Gasoline prices have spiked 15 cents from a week ago, with an average price in Georgia of $3.80 for a gallon of regular. That's up 40 cents from a month ago. Prices in Atlanta Wednesday were inching close to the $4 per gallon mark.

"It's bad. Most of the time I stay close to town, because I can't afford to go anywhere," Taylor said, adding that he lives in Brunswick and drives to St. Simons Island for work.

When Tropical Storm Isaac took aim at the Gulf Coast, major refineries shut down operations before its eventual development into a hurricane. Isaac was downgraded to a tropical storm Wednesday after making landfall on the Louisiana coast.

"In terms of the impact of Isaac, it has led to the higher prices in the Southeast region," said Jessica Brady, spokeswoman for AAA Auto Club South.

It's too early to tell when prices might begin to fall, Brady said. That won't be known until workers are able to return to oil platforms and assess any damage that may have occurred and determine when production can resume.

The increase comes right at the front door of what is traditionally the last hurrah of summer - Labor Day weekend.

"We do know that (prices) are very likely to increase into the (Labor Day) weekend, but what we don't know is how long they'll increase and how high they'll increase," Brady said.

Taylor says he understands that the price he paid at the pump Wednesday reflects a higher wholesale price, but he isn't sure why a hurricane that is hundreds of miles away is impacting prices in Glynn County.

"Sometimes I get to work at 6 a.m. and check the prices, and it's $3.59 (per gallon). When I get off at 2 p.m. it's $3.69 or $3.75," Taylor said.

"We're not getting the hurricane, so I don't understand why we have to pay higher prices, but I know there's shipping involved and other factors."

Jim Tudor, president of the Georgia Association of Convenience Stores, says retailers have little control over prices.

"A lot of times when people see the price on the street go up, what they don't see is how much the cost to the person selling the gas went up," Tudor said.

Wholesale prices and speculation also impact prices. A rise in prices early this week, for example, was caused because of speculation in the oil commodities market, Tudor said.

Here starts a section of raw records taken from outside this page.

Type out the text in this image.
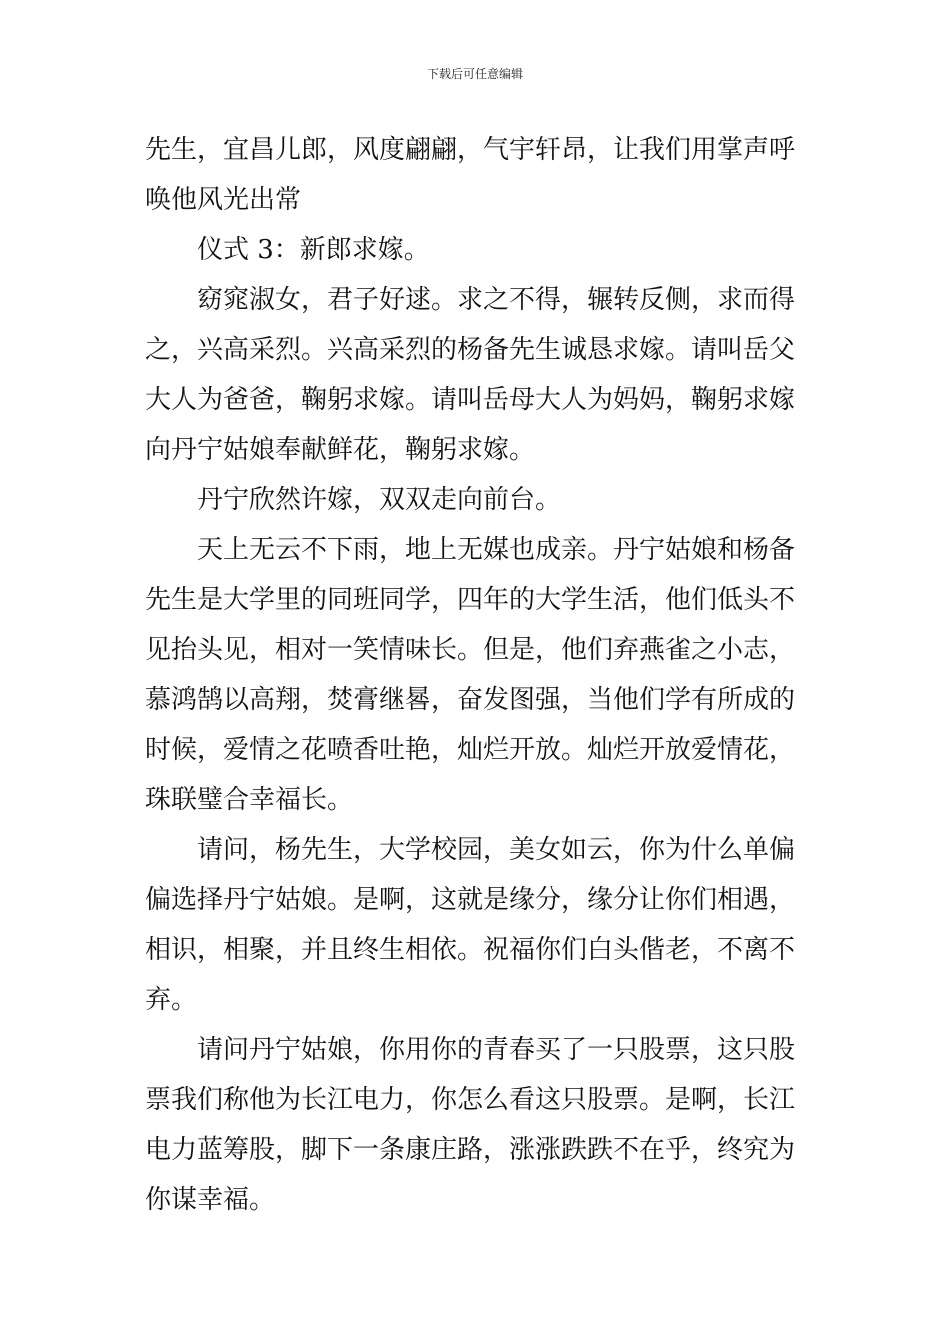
下载后可任意编辑
先生，宜昌儿郎，风度翩翩，气宇轩昂，让我们用掌声呼
唤他风光出常
仪式 3：新郎求嫁。
窈窕淑女，君子好逑。求之不得，辗转反侧，求而得
之，兴高采烈。兴高采烈的杨备先生诚恳求嫁。请叫岳父
大人为爸爸，鞠躬求嫁。请叫岳母大人为妈妈，鞠躬求嫁
向丹宁姑娘奉献鲜花，鞠躬求嫁。
丹宁欣然许嫁，双双走向前台。
天上无云不下雨，地上无媒也成亲。丹宁姑娘和杨备
先生是大学里的同班同学，四年的大学生活，他们低头不
见抬头见，相对一笑情味长。但是，他们弃燕雀之小志，
慕鸿鹄以高翔，焚膏继晷，奋发图强，当他们学有所成的
时候，爱情之花喷香吐艳，灿烂开放。灿烂开放爱情花，
珠联璧合幸福长。
请问，杨先生，大学校园，美女如云，你为什么单偏
偏选择丹宁姑娘。是啊，这就是缘分，缘分让你们相遇，
相识，相聚，并且终生相依。祝福你们白头偕老，不离不
弃。
请问丹宁姑娘，你用你的青春买了一只股票，这只股
票我们称他为长江电力，你怎么看这只股票。是啊，长江
电力蓝筹股，脚下一条康庄路，涨涨跌跌不在乎，终究为
你谋幸福。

When the product becomes more expensive, small business owners must pass it along to customers, even though higher prices at the pump can actually hurt business, Tudor said.

"It really hurts inside (store) sales. If you're having to spend more to fill up your car, you're going to have less money in your pocket to buy the things inside the store, and frankly that's where we make most of our money," Tudor said.

Credit card customers, who are able at most places to pay at the pump, cost retailers more. The convenience of not having to go inside the store and wait in line to pay for gas in advance makes it a popular method of payment among motorists.

"Up to about 70 percent of people buy with a credit card," he said. "Retailers are paying 2 to 3 percent (to credit card companies), so if the price of gas goes up, the amount of money we actually have to pay to the credit card companies goes up."